All these assurances from economic policy makers could be the basis of a Tui advert: "Yeah, Right".
Auckland housing is clearly still out of control and will be for decades to come if the noises coming out of Auckland's planning process are anything to go by.
Auckland's population is expected to grow by another one million by 2040. That would require another 400,000 houses over the next 25 years, yet the Auckland Council's new Unitary Plan would allow for 183,000 houses built at the most.
Planning rules include apartment sizes, balconies, building heights, building densities, required carparks and "view shafts" that fan out from Auckland's volcanic cones.
The latter make it impossible to build the tall residential towers needed for the coming million.
Towers along ridges would avoid blocking sea views and would connect with the road, bus and rail routes already in place. They are currently impossible from a regulatory and political view. But they are what is needed.

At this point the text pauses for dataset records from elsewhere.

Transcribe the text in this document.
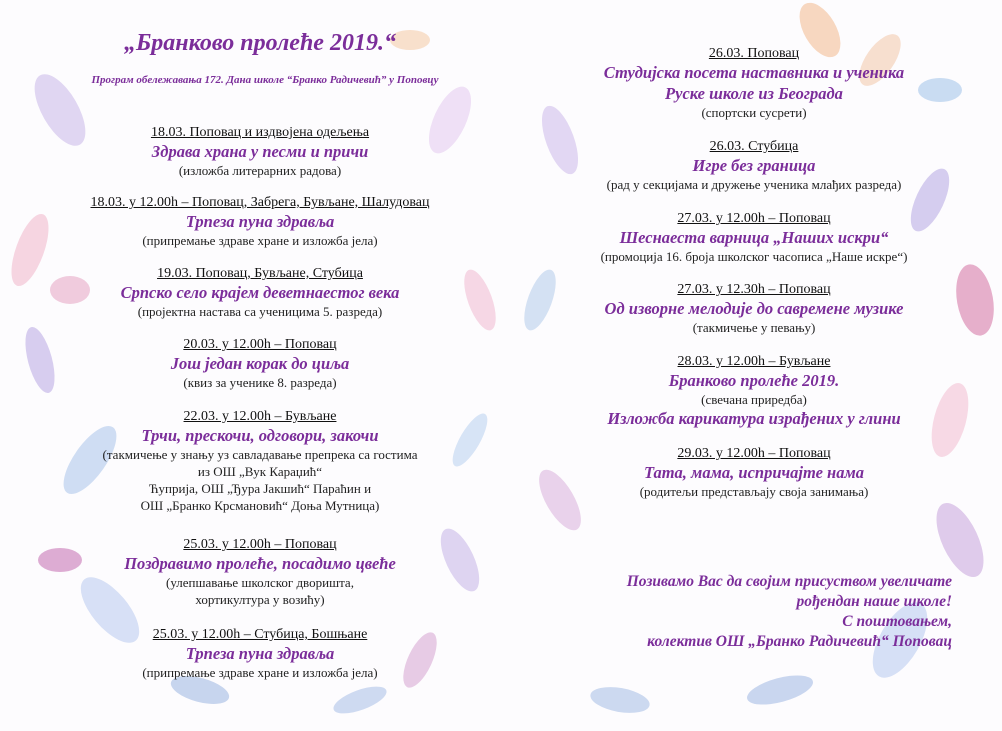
„Бранково пролеће 2019.“
Програм обележавања 172. Дана школе “Бранко Радичевић” у Поповцу
18.03. Поповац и издвојена одељења
Здрава храна у песми и причи
(изложба литерарних радова)
18.03. у 12.00h – Поповац, Забрега, Бувљане, Шалудовац
Трпеза пуна здравља
(припремање здраве хране и изложба јела)
19.03. Поповац, Бувљане, Стубица
Српско село крајем деветнаестог века
(пројектна настава са ученицима 5. разреда)
20.03. у 12.00h – Поповац
Још један корак до циља
(квиз за ученике 8. разреда)
22.03. у 12.00h – Бувљане
Трчи, прескочи, одговори, закочи
(такмичење у знању уз савладавање препрека са гостима
из ОШ „Вук Караџић“
Ћуприја, ОШ „Ђура Јакшић“ Параћин и
ОШ „Бранко Крсмановић“ Доња Мутница)
25.03. у 12.00h – Поповац
Поздравимо пролеће, посадимо цвеће
(улепшавање школског дворишта,
хортикултура у возићу)
25.03. у 12.00h – Стубица, Бошњане
Трпеза пуна здравља
(припремање здраве хране и изложба јела)
26.03. Поповац
Студијска посета наставника и ученика Руске школе из Београда
(спортски сусрети)
26.03. Стубица
Игре без граница
(рад у секцијама и дружење ученика млађих разреда)
27.03. у 12.00h – Поповац
Шеснаеста варница „Наших искри“
(промоција 16. броја школског часописа „Наше искре“)
27.03. у 12.30h – Поповац
Од изворне мелодије до савремене музике
(такмичење у певању)
28.03. у 12.00h – Бувљане
Бранково пролеће 2019.
(свечана приредба)
Изложба карикатура израђених у глини
29.03. у 12.00h – Поповац
Тата, мама, испричајте нама
(родитељи представљају своја занимања)
Позивамо Вас да својим присуством увеличате
рођендан наше школе!
С поштовањем,
колектив ОШ „Бранко Радичевић“ Поповац
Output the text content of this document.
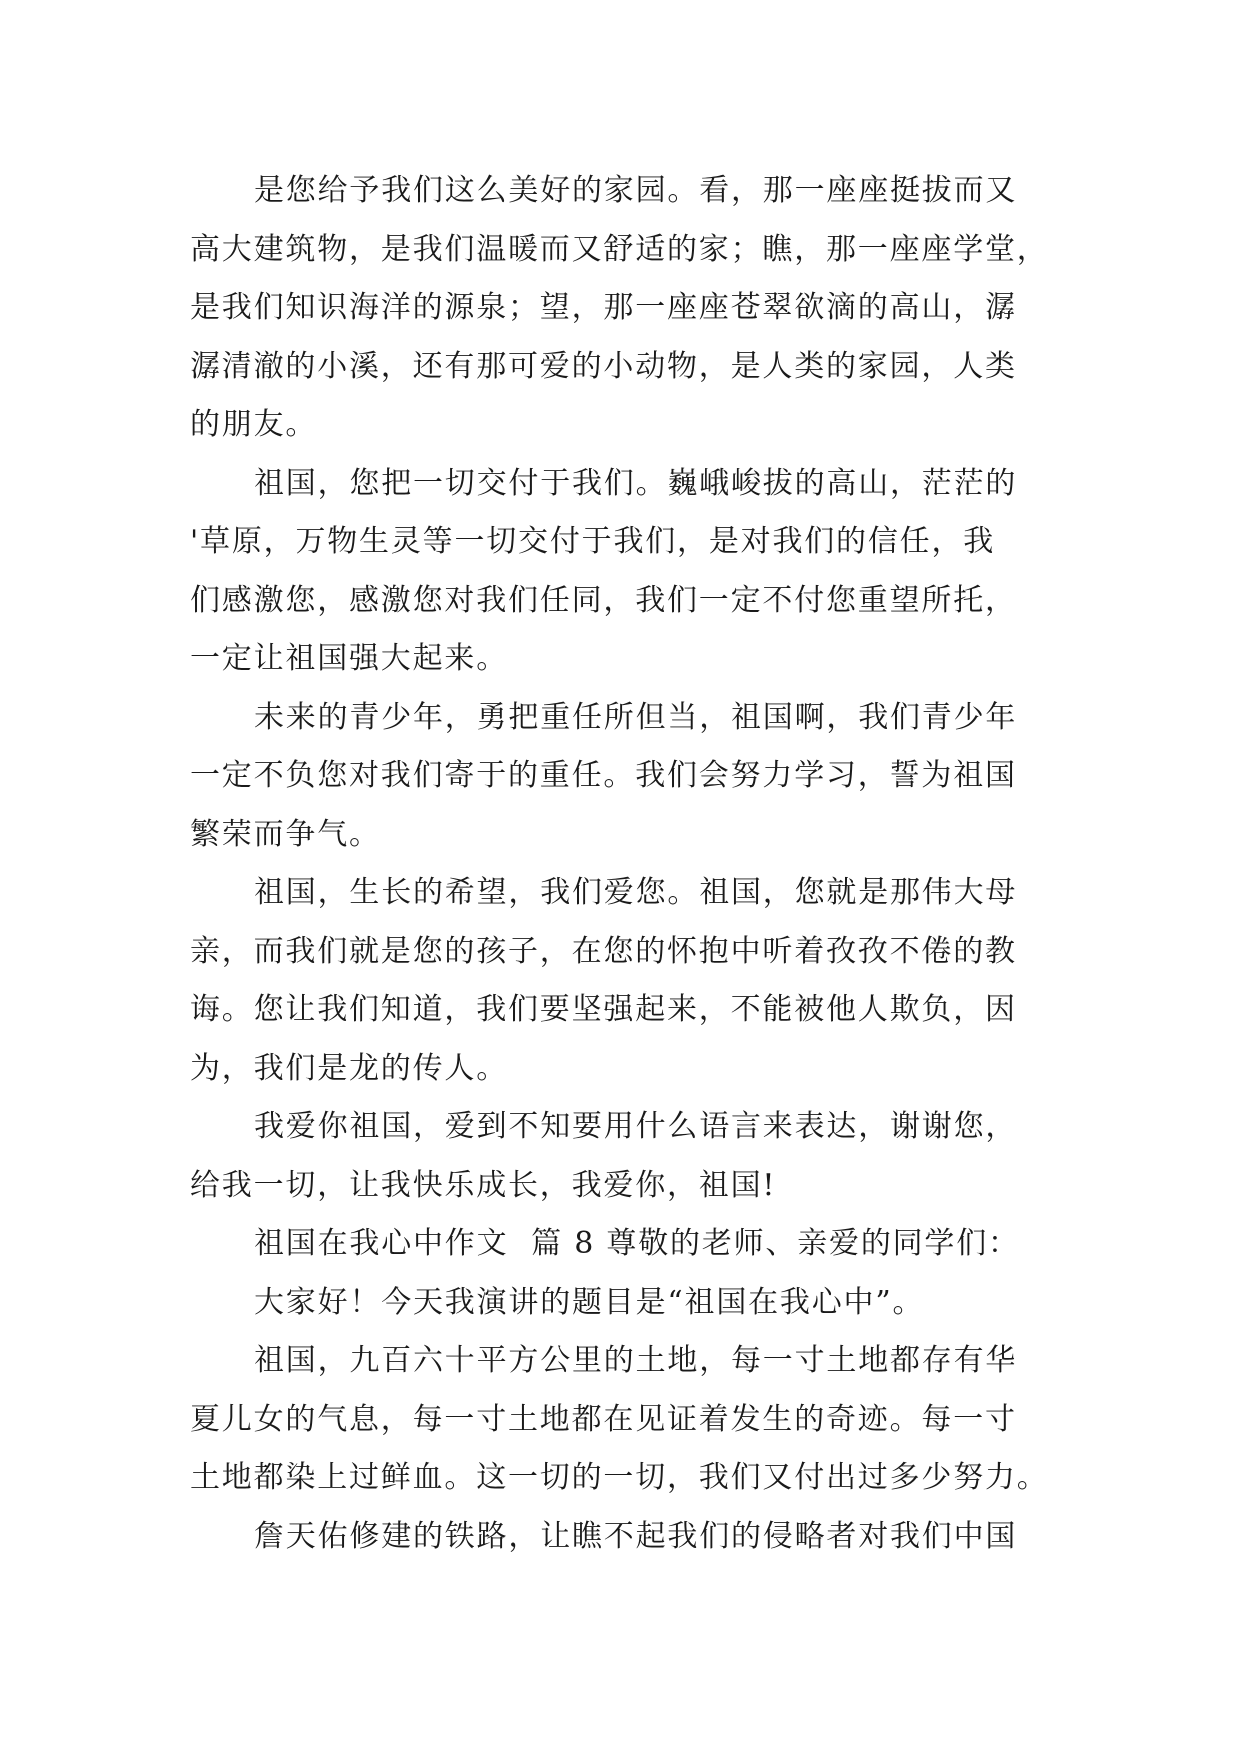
是您给予我们这么美好的家园。看，那一座座挺拔而又
高大建筑物，是我们温暖而又舒适的家；瞧，那一座座学堂，
是我们知识海洋的源泉；望，那一座座苍翠欲滴的高山，潺
潺清澈的小溪，还有那可爱的小动物，是人类的家园，人类
的朋友。

祖国，您把一切交付于我们。巍峨峻拔的高山，茫茫的
'草原，万物生灵等一切交付于我们，是对我们的信任，我
们感激您，感激您对我们任同，我们一定不付您重望所托，
一定让祖国强大起来。

未来的青少年，勇把重任所但当，祖国啊，我们青少年
一定不负您对我们寄于的重任。我们会努力学习，誓为祖国
繁荣而争气。

祖国，生长的希望，我们爱您。祖国，您就是那伟大母
亲，而我们就是您的孩子，在您的怀抱中听着孜孜不倦的教
诲。您让我们知道，我们要坚强起来，不能被他人欺负，因
为，我们是龙的传人。

我爱你祖国，爱到不知要用什么语言来表达，谢谢您，
给我一切，让我快乐成长，我爱你，祖国!

祖国在我心中作文  篇 8 尊敬的老师、亲爱的同学们：

大家好！今天我演讲的题目是“祖国在我心中”。

祖国，九百六十平方公里的土地，每一寸土地都存有华
夏儿女的气息，每一寸土地都在见证着发生的奇迹。每一寸
土地都染上过鲜血。这一切的一切，我们又付出过多少努力。

詹天佑修建的铁路，让瞧不起我们的侵略者对我们中国
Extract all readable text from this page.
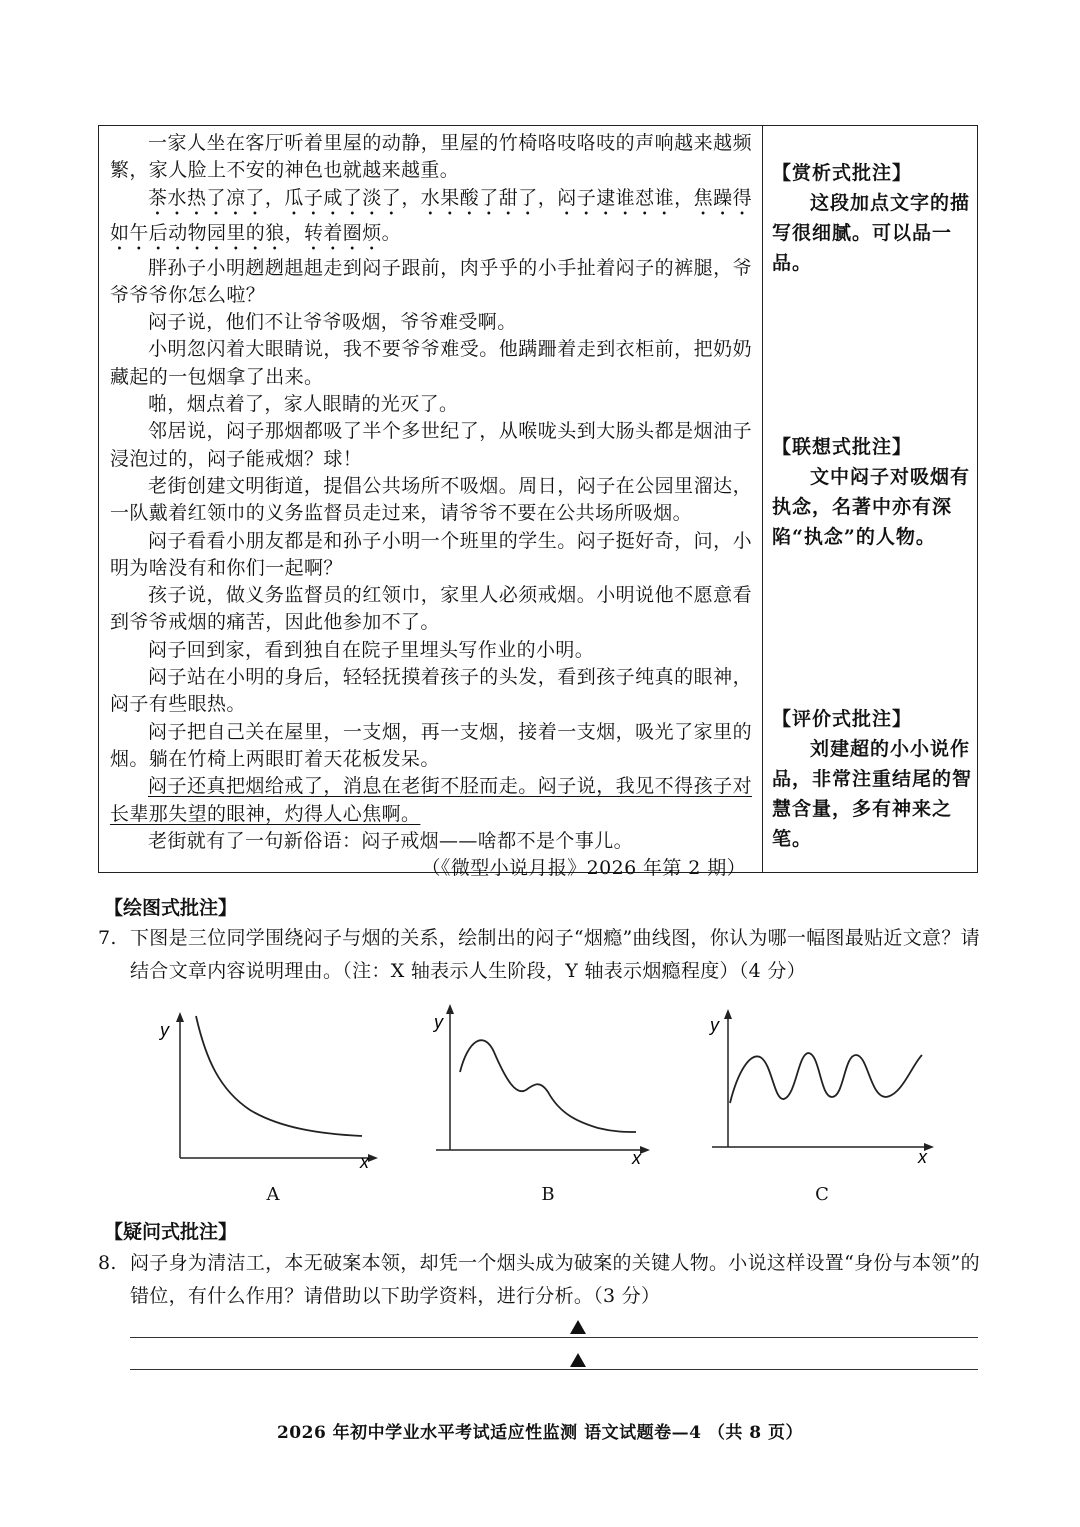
一家人坐在客厅听着里屋的动静，里屋的竹椅咯吱咯吱的声响越来越频繁，家人脸上不安的神色也就越来越重。

茶水热了凉了，瓜子咸了淡了，水果酸了甜了，闷子逮谁怼谁，焦躁得如午后动物园里的狼，转着圈烦。

胖孙子小明趔趔趄趄走到闷子跟前，肉乎乎的小手扯着闷子的裤腿，爷爷爷爷你怎么啦？

闷子说，他们不让爷爷吸烟，爷爷难受啊。

小明忽闪着大眼睛说，我不要爷爷难受。他蹒跚着走到衣柜前，把奶奶藏起的一包烟拿了出来。

啪，烟点着了，家人眼睛的光灭了。

邻居说，闷子那烟都吸了半个多世纪了，从喉咙头到大肠头都是烟油子浸泡过的，闷子能戒烟？球！

老街创建文明街道，提倡公共场所不吸烟。周日，闷子在公园里溜达，一队戴着红领巾的义务监督员走过来，请爷爷不要在公共场所吸烟。

闷子看看小朋友都是和孙子小明一个班里的学生。闷子挺好奇，问，小明为啥没有和你们一起啊？

孩子说，做义务监督员的红领巾，家里人必须戒烟。小明说他不愿意看到爷爷戒烟的痛苦，因此他参加不了。

闷子回到家，看到独自在院子里埋头写作业的小明。

闷子站在小明的身后，轻轻抚摸着孩子的头发，看到孩子纯真的眼神，闷子有些眼热。

闷子把自己关在屋里，一支烟，再一支烟，接着一支烟，吸光了家里的烟。躺在竹椅上两眼盯着天花板发呆。

闷子还真把烟给戒了，消息在老街不胫而走。闷子说，我见不得孩子对长辈那失望的眼神，灼得人心焦啊。

老街就有了一句新俗语：闷子戒烟——啥都不是个事儿。

（《微型小说月报》2026 年第 2 期）

【赏析式批注】
这段加点文字的描写很细腻。可以品一品。
【联想式批注】
文中闷子对吸烟有执念，名著中亦有深陷“执念”的人物。
【评价式批注】
刘建超的小小说作品，非常注重结尾的智慧含量，多有神来之笔。
【绘图式批注】
7. 下图是三位同学围绕闷子与烟的关系，绘制出的闷子“烟瘾”曲线图，你认为哪一幅图最贴近文意？请结合文章内容说明理由。（注：X 轴表示人生阶段，Y 轴表示烟瘾程度）（4 分）
y
x
A
y
x
B
y
x
C
【疑问式批注】
8. 闷子身为清洁工，本无破案本领，却凭一个烟头成为破案的关键人物。小说这样设置“身份与本领”的错位，有什么作用？请借助以下助学资料，进行分析。（3 分）
2026 年初中学业水平考试适应性监测 语文试题卷—4 （共 8 页）
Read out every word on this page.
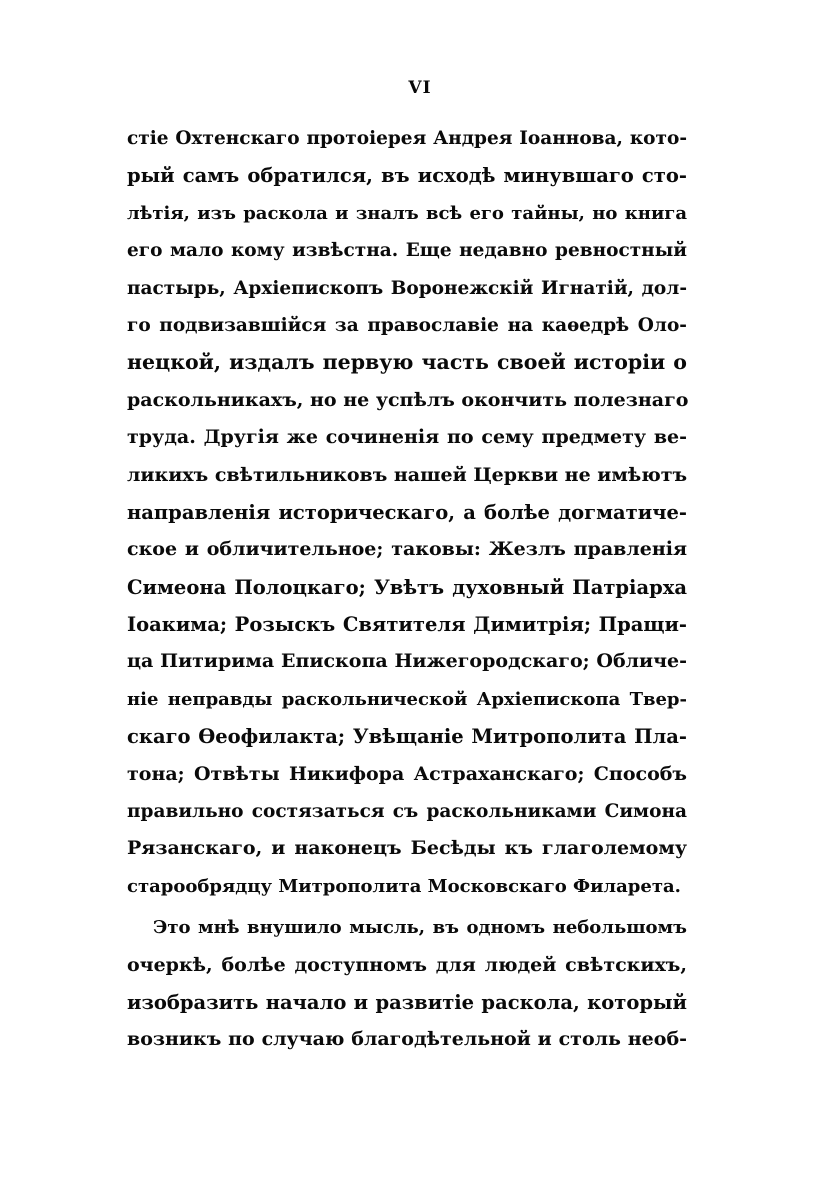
VI
стіе Охтенскаго протоіерея Андрея Іоаннова, кото-
рый самъ обратился, въ исходѣ минувшаго сто-
лѣтія, изъ раскола и зналъ всѣ его тайны, но книга
его мало кому извѣстна. Еще недавно ревностный
пастырь, Архіепископъ Воронежскій Игнатій, дол-
го подвизавшійся за православіе на каѳедрѣ Оло-
нецкой, издалъ первую часть своей исторіи о
раскольникахъ, но не успѣлъ окончить полезнаго
труда. Другія же сочиненія по сему предмету ве-
ликихъ свѣтильниковъ нашей Церкви не имѣютъ
направленія историческаго, а болѣе догматиче-
ское и обличительное; таковы: Жезлъ правленія
Симеона Полоцкаго; Увѣтъ духовный Патріарха
Іоакима; Розыскъ Святителя Димитрія; Пращи-
ца Питирима Епископа Нижегородскаго; Обличе-
ніе неправды раскольнической Архіепископа Твер-
скаго Ѳеофилакта; Увѣщаніе Митрополита Пла-
тона; Отвѣты Никифора Астраханскаго; Способъ
правильно состязаться съ раскольниками Симона
Рязанскаго, и наконецъ Бесѣды къ глаголемому
старообрядцу Митрополита Московскаго Филарета.
Это мнѣ внушило мысль, въ одномъ небольшомъ
очеркѣ, болѣе доступномъ для людей свѣтскихъ,
изобразить начало и развитіе раскола, который
возникъ по случаю благодѣтельной и столь необ-
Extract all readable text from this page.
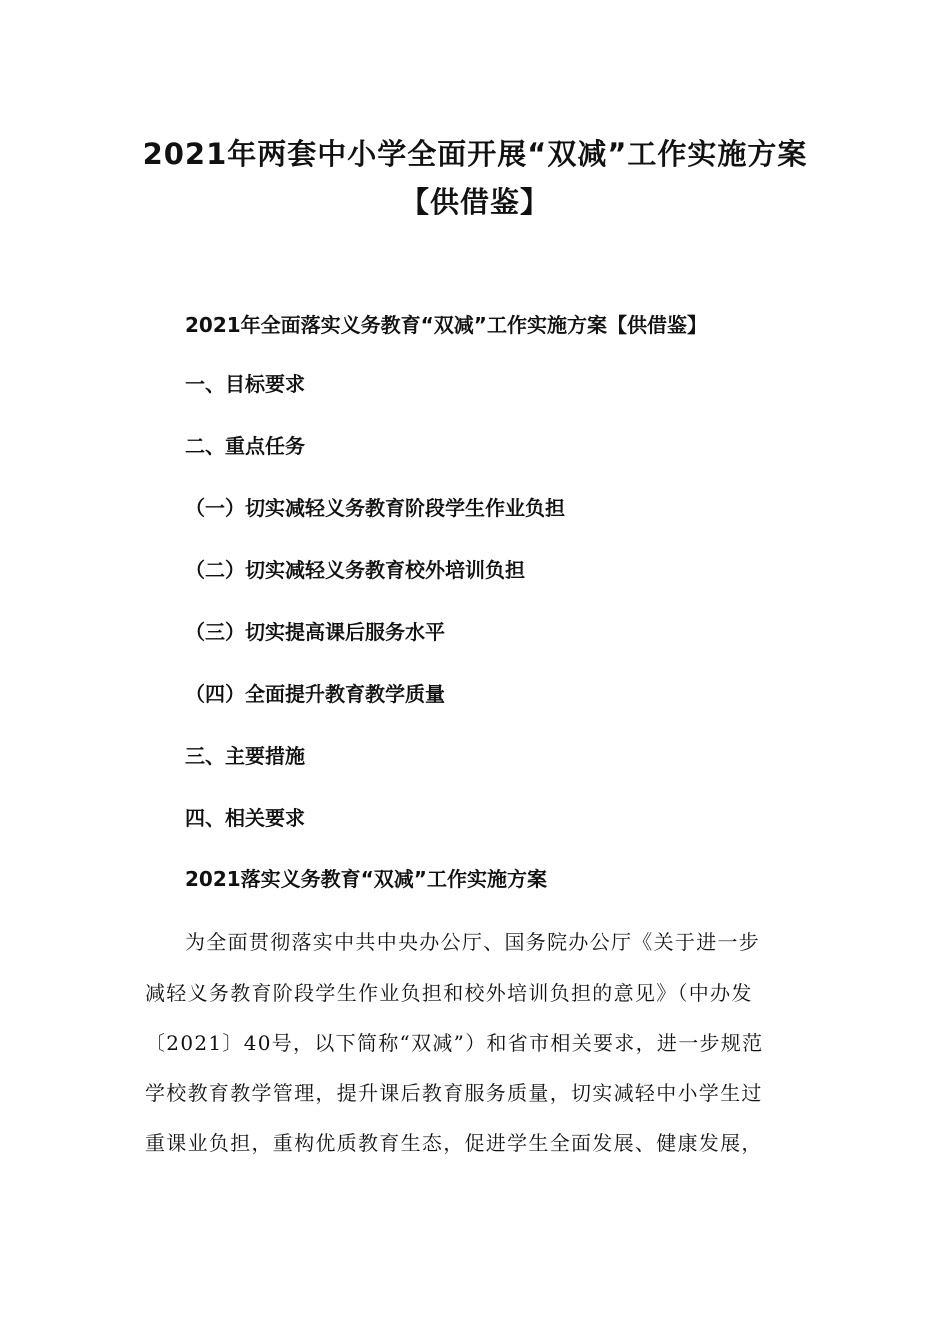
2021年两套中小学全面开展“双减”工作实施方案
【供借鉴】
2021年全面落实义务教育“双减”工作实施方案【供借鉴】
一、目标要求
二、重点任务
（一）切实减轻义务教育阶段学生作业负担
（二）切实减轻义务教育校外培训负担
（三）切实提高课后服务水平
（四）全面提升教育教学质量
三、主要措施
四、相关要求
2021落实义务教育“双减”工作实施方案
为全面贯彻落实中共中央办公厅、国务院办公厅《关于进一步
减轻义务教育阶段学生作业负担和校外培训负担的意见》（中办发
〔2021〕40号，以下简称“双减”）和省市相关要求，进一步规范
学校教育教学管理，提升课后教育服务质量，切实减轻中小学生过
重课业负担，重构优质教育生态，促进学生全面发展、健康发展，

So what if nothing changed in our city planning, tax and migration?
House-price inflation averaged more than 7 per cent a year in Auckland for the past decade and average wage growth has averaged just over 2 per cent. That doubled the house-price-to-income multiple in Auckland to 10. If those growth rates continued through to 2040, Auckland's median house price would be $3.4 million and the price to income multiple more than 23.
To service the debt on that sort of house price, a household would have to spend 110 per cent of its income on interest payments. Or interest rates would have to be 2 per cent.
What's needed is blue-sky thinking about Auckland housing, including co-ordination around migration and planning rules.
Yet where is the political will to slay the dragon?
Until we see a mayor or a cabinet minister propose a lower permanent resident target or the removal of those view shafts we can expect many more patches of economic scorched earth, including unnecessary interest rate hikes like last year's, and the Government spending $2 billion a year subsidising 60 per cent of rental housing, as it does now.